Imagine being responsible for a group of your peers on a horseback journey through the mountains of Mongolia. That would take a leader with a truly extraordinary set of skills.
Welcome to AMC’s Adventure Travel program, in which AMC members volunteer and get trained to lead 12 to 14 travelers per trip across borders and cultures to experience natural wonders. We spoke with three such leaders—Pam Wilmot, who has led two trips each to Italy and Tanzania; Dick Cable, who has led 29 trips to destinations including India, Patagonia, and Mongolia; and Steve Cohen, who has led 19 expeditions across Europe and the Alps—about the weight of responsibility they carry, managing group dynamics abroad, and their most striking trip memories.

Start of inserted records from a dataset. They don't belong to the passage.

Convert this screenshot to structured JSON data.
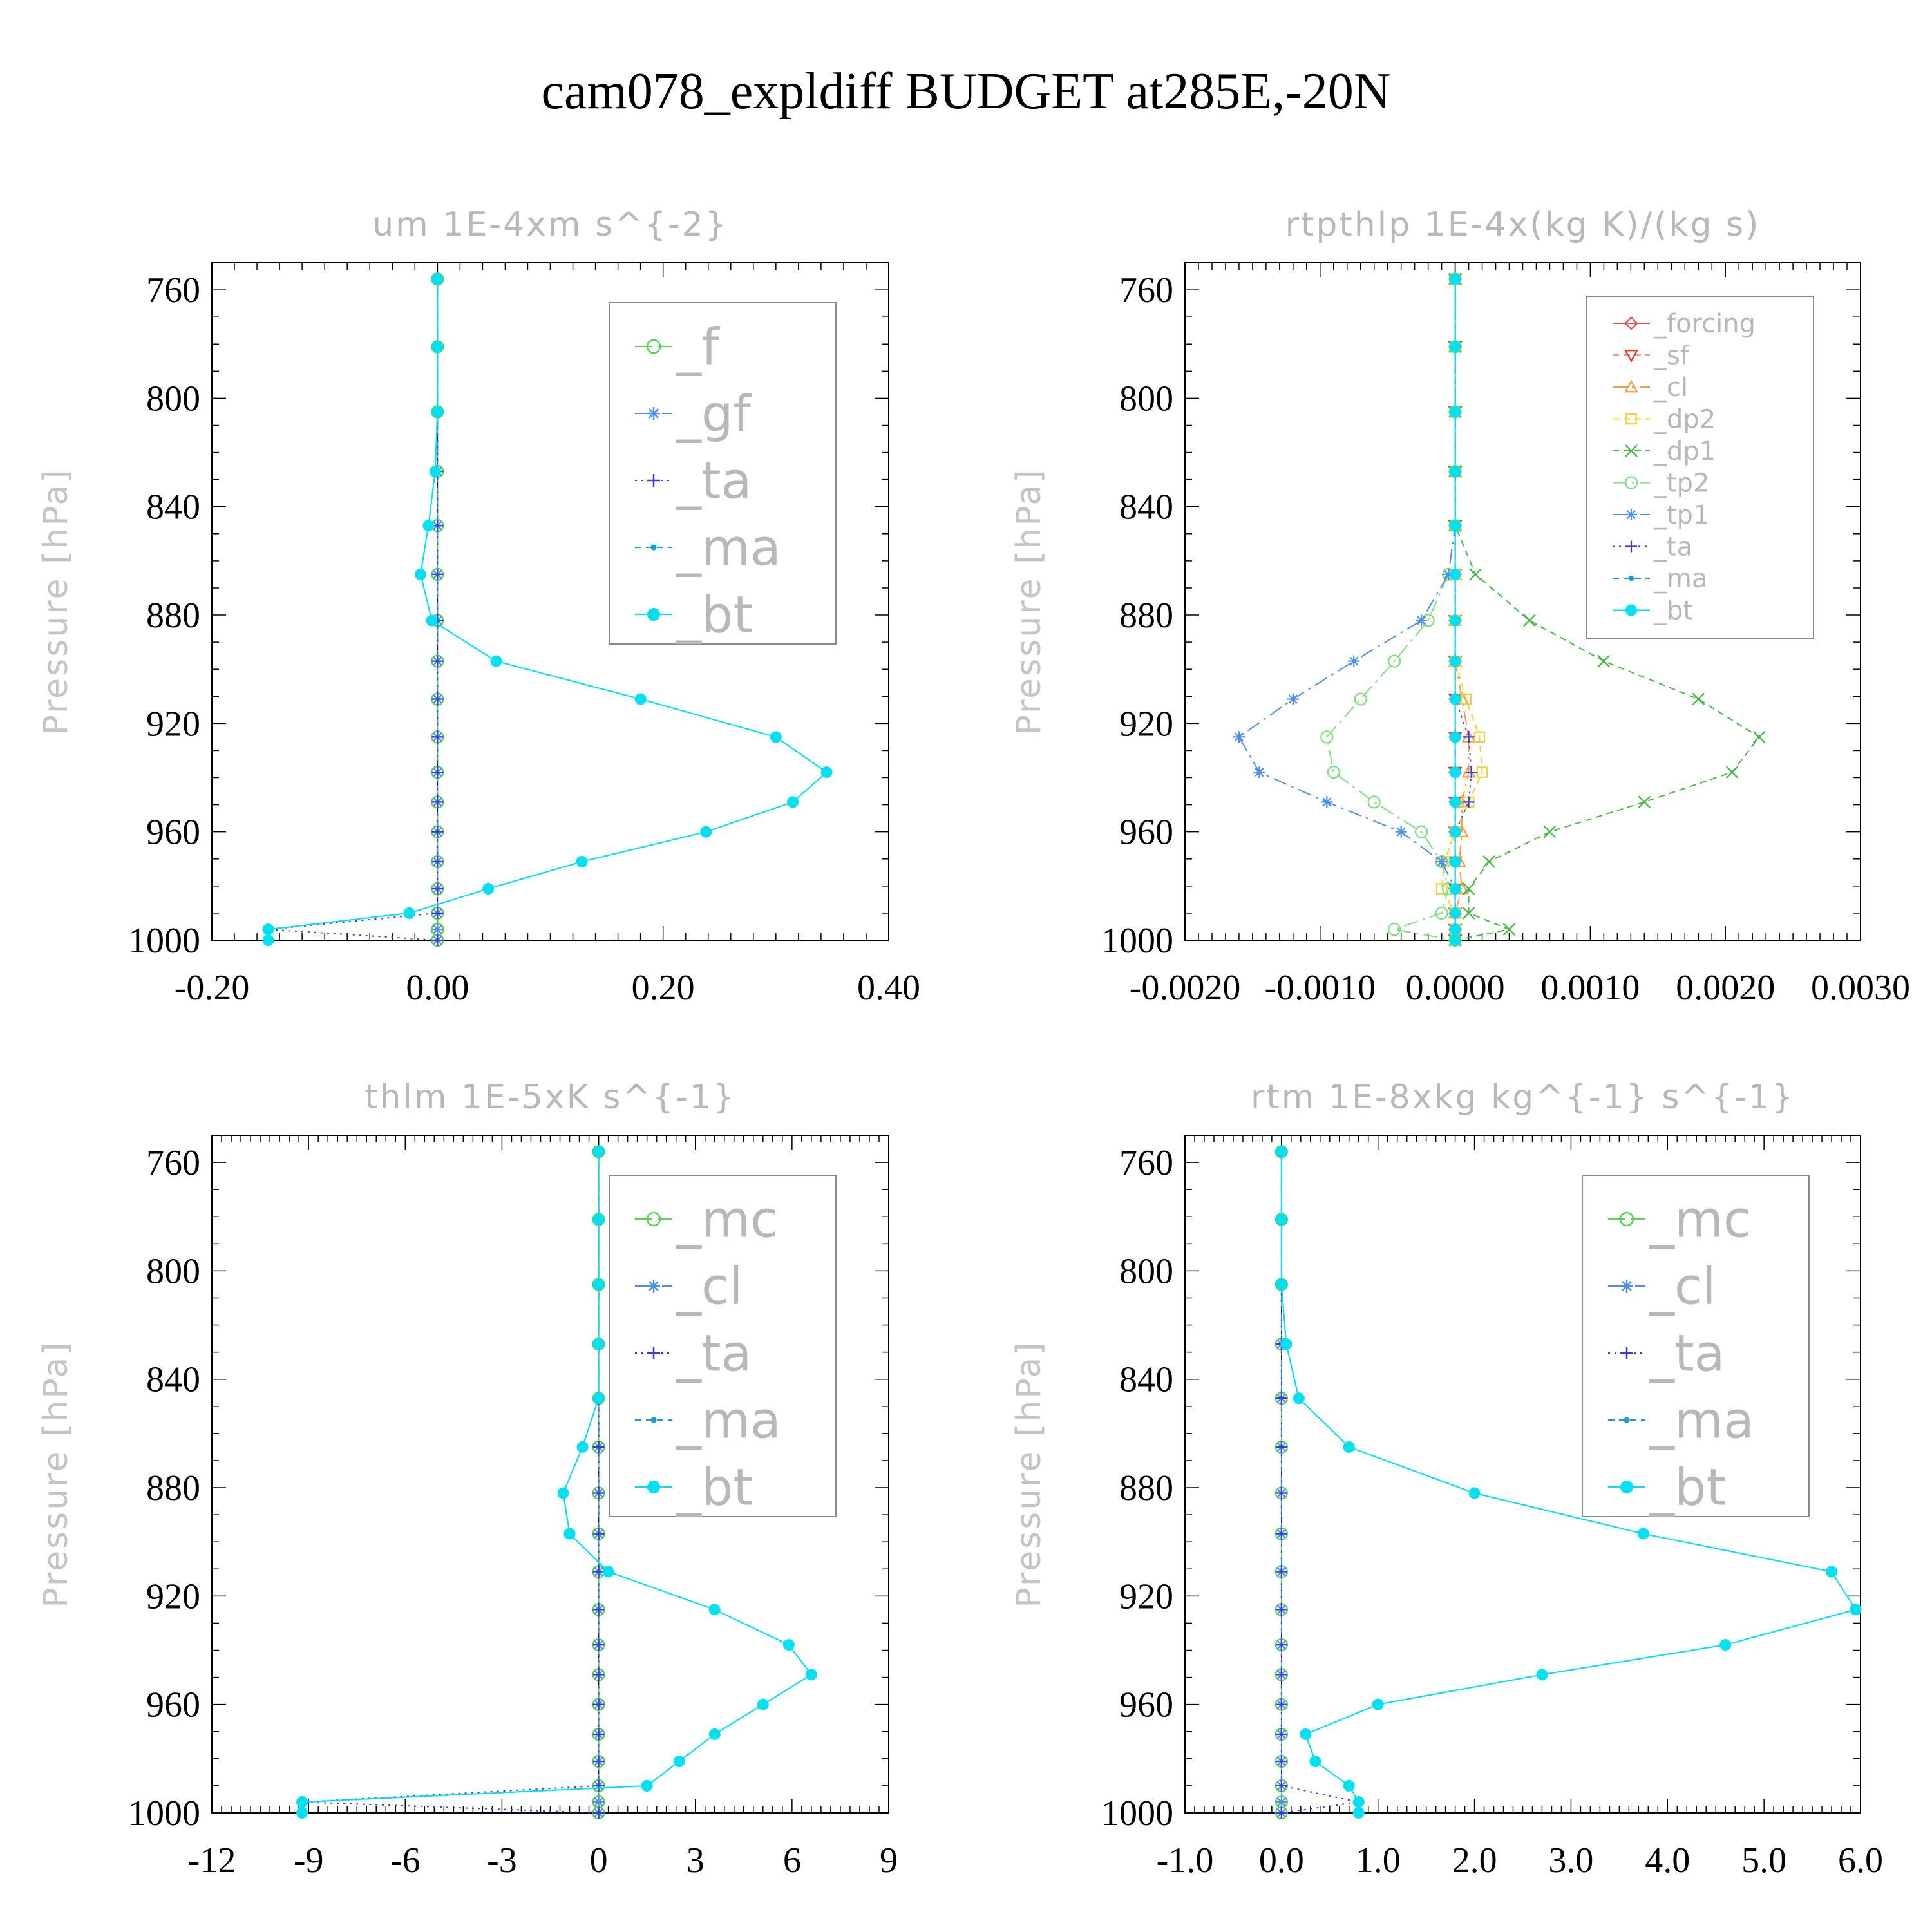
{
  "title": "cam078_expldiff  BUDGET at285E,-20N",
  "chart_data": [
    {
      "type": "line",
      "title": "um   1E-4xm s^{-2}",
      "ylabel": "Pressure [hPa]",
      "ylim": [
        1000,
        750
      ],
      "yticks": [
        760,
        800,
        840,
        880,
        920,
        960,
        1000
      ],
      "xlim": [
        -0.2,
        0.4
      ],
      "xticks": [
        -0.2,
        0.0,
        0.2,
        0.4
      ],
      "xtick_labels": [
        "-0.20",
        "0.00",
        "0.20",
        "0.40"
      ],
      "legend_position": "top-right",
      "legend_size": "large",
      "y": [
        756,
        781,
        805,
        827,
        847,
        865,
        882,
        897,
        911,
        925,
        938,
        949,
        960,
        971,
        981,
        990,
        996,
        1000
      ],
      "series": [
        {
          "name": "_f",
          "color": "#55d455",
          "marker": "circle",
          "dash": "long",
          "values": [
            0,
            0,
            0,
            0,
            0,
            0,
            0,
            0,
            0,
            0,
            0,
            0,
            0,
            0,
            0,
            0,
            0,
            0
          ]
        },
        {
          "name": "_gf",
          "color": "#4f8fe8",
          "marker": "star",
          "dash": "dashdot",
          "values": [
            0,
            0,
            0,
            0,
            0,
            0,
            0,
            0,
            0,
            0,
            0,
            0,
            0,
            0,
            0,
            0,
            0,
            0
          ]
        },
        {
          "name": "_ta",
          "color": "#3a3ad8",
          "marker": "plus",
          "dash": "dot",
          "values": [
            0,
            0,
            0,
            0,
            0,
            0,
            0,
            0,
            0,
            0,
            0,
            0,
            0,
            0,
            0,
            0,
            -0.15,
            0
          ]
        },
        {
          "name": "_ma",
          "color": "#1a9ad8",
          "marker": "dot",
          "dash": "dash",
          "values": [
            0,
            0,
            0,
            -0.002,
            -0.008,
            -0.015,
            -0.005,
            0.052,
            0.18,
            0.3,
            0.345,
            0.315,
            0.238,
            0.128,
            0.045,
            -0.025,
            -0.15,
            -0.15
          ]
        },
        {
          "name": "_bt",
          "color": "#00e0f0",
          "marker": "filled",
          "dash": "solid",
          "values": [
            0,
            0,
            0,
            -0.002,
            -0.008,
            -0.015,
            -0.005,
            0.052,
            0.18,
            0.3,
            0.345,
            0.315,
            0.238,
            0.128,
            0.045,
            -0.025,
            -0.15,
            -0.15
          ]
        }
      ]
    },
    {
      "type": "line",
      "title": "rtpthlp   1E-4x(kg K)/(kg s)",
      "ylabel": "Pressure [hPa]",
      "ylim": [
        1000,
        750
      ],
      "yticks": [
        760,
        800,
        840,
        880,
        920,
        960,
        1000
      ],
      "xlim": [
        -0.002,
        0.003
      ],
      "xticks": [
        -0.002,
        -0.001,
        0.0,
        0.001,
        0.002,
        0.003
      ],
      "xtick_labels": [
        "-0.0020",
        "-0.0010",
        "0.0000",
        "0.0010",
        "0.0020",
        "0.0030"
      ],
      "legend_position": "top-right",
      "legend_size": "small",
      "y": [
        756,
        781,
        805,
        827,
        847,
        865,
        882,
        897,
        911,
        925,
        938,
        949,
        960,
        971,
        981,
        990,
        996,
        1000
      ],
      "series": [
        {
          "name": "_forcing",
          "color": "#e05050",
          "marker": "diamond",
          "dash": "solid",
          "values": [
            0,
            0,
            0,
            0,
            0,
            0,
            0,
            0,
            0,
            0,
            0,
            0,
            0,
            0,
            0,
            0,
            0,
            0
          ]
        },
        {
          "name": "_sf",
          "color": "#e83030",
          "marker": "tri-down",
          "dash": "dash",
          "values": [
            0,
            0,
            0,
            0,
            0,
            0,
            0,
            0,
            0,
            0,
            0,
            0,
            0,
            0,
            0,
            0,
            0,
            0
          ]
        },
        {
          "name": "_cl",
          "color": "#f0a040",
          "marker": "tri-up",
          "dash": "dashdot",
          "values": [
            0,
            0,
            0,
            0,
            0,
            0,
            0,
            0,
            5e-05,
            0.0001,
            0.0001,
            5e-05,
            5e-05,
            3e-05,
            5e-05,
            0,
            0,
            0
          ]
        },
        {
          "name": "_dp2",
          "color": "#f0d040",
          "marker": "square",
          "dash": "dash",
          "values": [
            0,
            0,
            0,
            0,
            0,
            0,
            0,
            0,
            8e-05,
            0.00018,
            0.0002,
            0.0001,
            0,
            -8e-05,
            -0.0001,
            0,
            0,
            0
          ]
        },
        {
          "name": "_dp1",
          "color": "#45b845",
          "marker": "x",
          "dash": "dash",
          "values": [
            0,
            0,
            0,
            0,
            0,
            0.00015,
            0.00055,
            0.0011,
            0.0018,
            0.00225,
            0.00205,
            0.0014,
            0.0007,
            0.00025,
            0.0001,
            0.0001,
            0.0004,
            0
          ]
        },
        {
          "name": "_tp2",
          "color": "#80e080",
          "marker": "circle",
          "dash": "dashdot",
          "values": [
            0,
            0,
            0,
            0,
            0,
            -5e-05,
            -0.0002,
            -0.00045,
            -0.0007,
            -0.00095,
            -0.0009,
            -0.0006,
            -0.00025,
            -0.0001,
            -5e-05,
            -0.0001,
            -0.00045,
            0
          ]
        },
        {
          "name": "_tp1",
          "color": "#4f8fe8",
          "marker": "star",
          "dash": "dashdot",
          "values": [
            0,
            0,
            0,
            0,
            0,
            -5e-05,
            -0.00025,
            -0.00075,
            -0.0012,
            -0.0016,
            -0.00145,
            -0.00095,
            -0.0004,
            -0.0001,
            0,
            0,
            0,
            0
          ]
        },
        {
          "name": "_ta",
          "color": "#3a3ad8",
          "marker": "plus",
          "dash": "dot",
          "values": [
            0,
            0,
            0,
            0,
            0,
            0,
            0,
            0,
            0,
            0.0001,
            0.00012,
            0.0001,
            0,
            0,
            0,
            0,
            0,
            0
          ]
        },
        {
          "name": "_ma",
          "color": "#1a9ad8",
          "marker": "dot",
          "dash": "dash",
          "values": [
            0,
            0,
            0,
            0,
            0,
            0,
            0,
            0,
            0,
            0,
            0,
            0,
            0,
            0,
            0,
            0,
            0,
            0
          ]
        },
        {
          "name": "_bt",
          "color": "#00e0f0",
          "marker": "filled",
          "dash": "solid",
          "values": [
            0,
            0,
            0,
            0,
            0,
            0,
            0,
            0,
            0,
            0,
            0,
            0,
            0,
            0,
            0,
            0,
            0,
            0
          ]
        }
      ]
    },
    {
      "type": "line",
      "title": "thlm   1E-5xK s^{-1}",
      "ylabel": "Pressure [hPa]",
      "ylim": [
        1000,
        750
      ],
      "yticks": [
        760,
        800,
        840,
        880,
        920,
        960,
        1000
      ],
      "xlim": [
        -12,
        9
      ],
      "xticks": [
        -12,
        -9,
        -6,
        -3,
        0,
        3,
        6,
        9
      ],
      "xtick_labels": [
        "-12",
        "-9",
        "-6",
        "-3",
        "0",
        "3",
        "6",
        "9"
      ],
      "legend_position": "top-right",
      "legend_size": "large",
      "y": [
        756,
        781,
        805,
        827,
        847,
        865,
        882,
        897,
        911,
        925,
        938,
        949,
        960,
        971,
        981,
        990,
        996,
        1000
      ],
      "series": [
        {
          "name": "_mc",
          "color": "#55d455",
          "marker": "circle",
          "dash": "long",
          "values": [
            0,
            0,
            0,
            0,
            0,
            0,
            0,
            0,
            0,
            0,
            0,
            0,
            0,
            0,
            0,
            0,
            0,
            0
          ]
        },
        {
          "name": "_cl",
          "color": "#4f8fe8",
          "marker": "star",
          "dash": "dashdot",
          "values": [
            0,
            0,
            0,
            0,
            0,
            0,
            0,
            0,
            0,
            0,
            0,
            0,
            0,
            0,
            0,
            0,
            0,
            0
          ]
        },
        {
          "name": "_ta",
          "color": "#3a3ad8",
          "marker": "plus",
          "dash": "dot",
          "values": [
            0,
            0,
            0,
            0,
            0,
            0,
            0,
            0,
            0,
            0,
            0,
            0,
            0,
            0,
            0,
            0,
            -9.2,
            0
          ]
        },
        {
          "name": "_ma",
          "color": "#1a9ad8",
          "marker": "dot",
          "dash": "dash",
          "values": [
            0,
            0,
            0,
            0,
            0,
            -0.5,
            -1.1,
            -0.9,
            0.3,
            3.6,
            5.9,
            6.6,
            5.1,
            3.6,
            2.5,
            1.5,
            -9.2,
            -9.2
          ]
        },
        {
          "name": "_bt",
          "color": "#00e0f0",
          "marker": "filled",
          "dash": "solid",
          "values": [
            0,
            0,
            0,
            0,
            0,
            -0.5,
            -1.1,
            -0.9,
            0.3,
            3.6,
            5.9,
            6.6,
            5.1,
            3.6,
            2.5,
            1.5,
            -9.2,
            -9.2
          ]
        }
      ]
    },
    {
      "type": "line",
      "title": "rtm   1E-8xkg kg^{-1} s^{-1}",
      "ylabel": "Pressure [hPa]",
      "ylim": [
        1000,
        750
      ],
      "yticks": [
        760,
        800,
        840,
        880,
        920,
        960,
        1000
      ],
      "xlim": [
        -1.0,
        6.0
      ],
      "xticks": [
        -1,
        0,
        1,
        2,
        3,
        4,
        5,
        6
      ],
      "xtick_labels": [
        "-1.0",
        "0.0",
        "1.0",
        "2.0",
        "3.0",
        "4.0",
        "5.0",
        "6.0"
      ],
      "legend_position": "top-right",
      "legend_size": "large",
      "y": [
        756,
        781,
        805,
        827,
        847,
        865,
        882,
        897,
        911,
        925,
        938,
        949,
        960,
        971,
        981,
        990,
        996,
        1000
      ],
      "series": [
        {
          "name": "_mc",
          "color": "#55d455",
          "marker": "circle",
          "dash": "long",
          "values": [
            0,
            0,
            0,
            0,
            0,
            0,
            0,
            0,
            0,
            0,
            0,
            0,
            0,
            0,
            0,
            0,
            0,
            0
          ]
        },
        {
          "name": "_cl",
          "color": "#4f8fe8",
          "marker": "star",
          "dash": "dashdot",
          "values": [
            0,
            0,
            0,
            0,
            0,
            0,
            0,
            0,
            0,
            0,
            0,
            0,
            0,
            0,
            0,
            0,
            0,
            0
          ]
        },
        {
          "name": "_ta",
          "color": "#3a3ad8",
          "marker": "plus",
          "dash": "dot",
          "values": [
            0,
            0,
            0,
            0,
            0,
            0,
            0,
            0,
            0,
            0,
            0,
            0,
            0,
            0,
            0,
            0,
            0.8,
            0
          ]
        },
        {
          "name": "_ma",
          "color": "#1a9ad8",
          "marker": "dot",
          "dash": "dash",
          "values": [
            0,
            0,
            0,
            0.05,
            0.18,
            0.7,
            2.0,
            3.75,
            5.7,
            5.95,
            4.6,
            2.7,
            1.0,
            0.25,
            0.35,
            0.7,
            0.8,
            0.8
          ]
        },
        {
          "name": "_bt",
          "color": "#00e0f0",
          "marker": "filled",
          "dash": "solid",
          "values": [
            0,
            0,
            0,
            0.05,
            0.18,
            0.7,
            2.0,
            3.75,
            5.7,
            5.95,
            4.6,
            2.7,
            1.0,
            0.25,
            0.35,
            0.7,
            0.8,
            0.8
          ]
        }
      ]
    }
  ]
}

Wilmot: I lead about 15 trips a year for the Boston Chapter Hiking and Backpacking Committee. What makes them different [from leading Adventure Travel] is the amount of planning and the people skills that you need to manage folks on your trip.
Cable: You’d better have a joie de vivre. You’d better love what you’re doing every minute.
Cohen: Self-confidence. Up in the Swiss mountains somewhere, it’s really important that you project that confidence, so the group stays with you in terms of whatever you decide.
Wilmot: These are definitely my bucket-list sites.
Cable: I do pick trips based on where I want to go, but they’re always tempered with: Will I have enough people who want to go to the same place I want to go?
Cohen: I lived in Germany and Switzerland. I feel that I have something extra to offer participants when we go there: I can speak the language, I can interpret the signs, and I can comment on the cultural elements.
Wilmot: As you lead more and more trips, often leaders get a
following of people. But by and large, it is a group of people who don’t really know each other. By the end, they become close friends, and a lot of times they have warm, lasting relationships that continue.
Cable: What I’ve often said in leadership training is that you hope you screen well, but the sign of a good leader is how you manage the person on your trip that you wish were not on the trip.
Cable: We had been riding for four days, over the mountain ranges toward the Darkhad Valley, which is up toward Siberia, in northern Mongolia. Our goal was to meet with the Darkhad Mongols, the nomadic people from that particular area. We came over the pass, rounded a corner, and [there] was the valley, looking west. In front of us were gers, the homes of the nomadic families: one here, another one off in the distance, and so on. There were herds of cattle and sheep and goats. We rode onto that plane, and I think there was not a dry eye.
Cohen: We were hiking in the [Italian] Dolomites. We walked down into a valley, and there were wild horses there. I think I was sweeping [or bringing up the rear of the group], so everyone else had left the valley. All of a sudden, the horses got startled, and I had a herd of wild horses running right at me. I just put my arms down and hoped for the best. The horses passed within a foot or two of me on either side.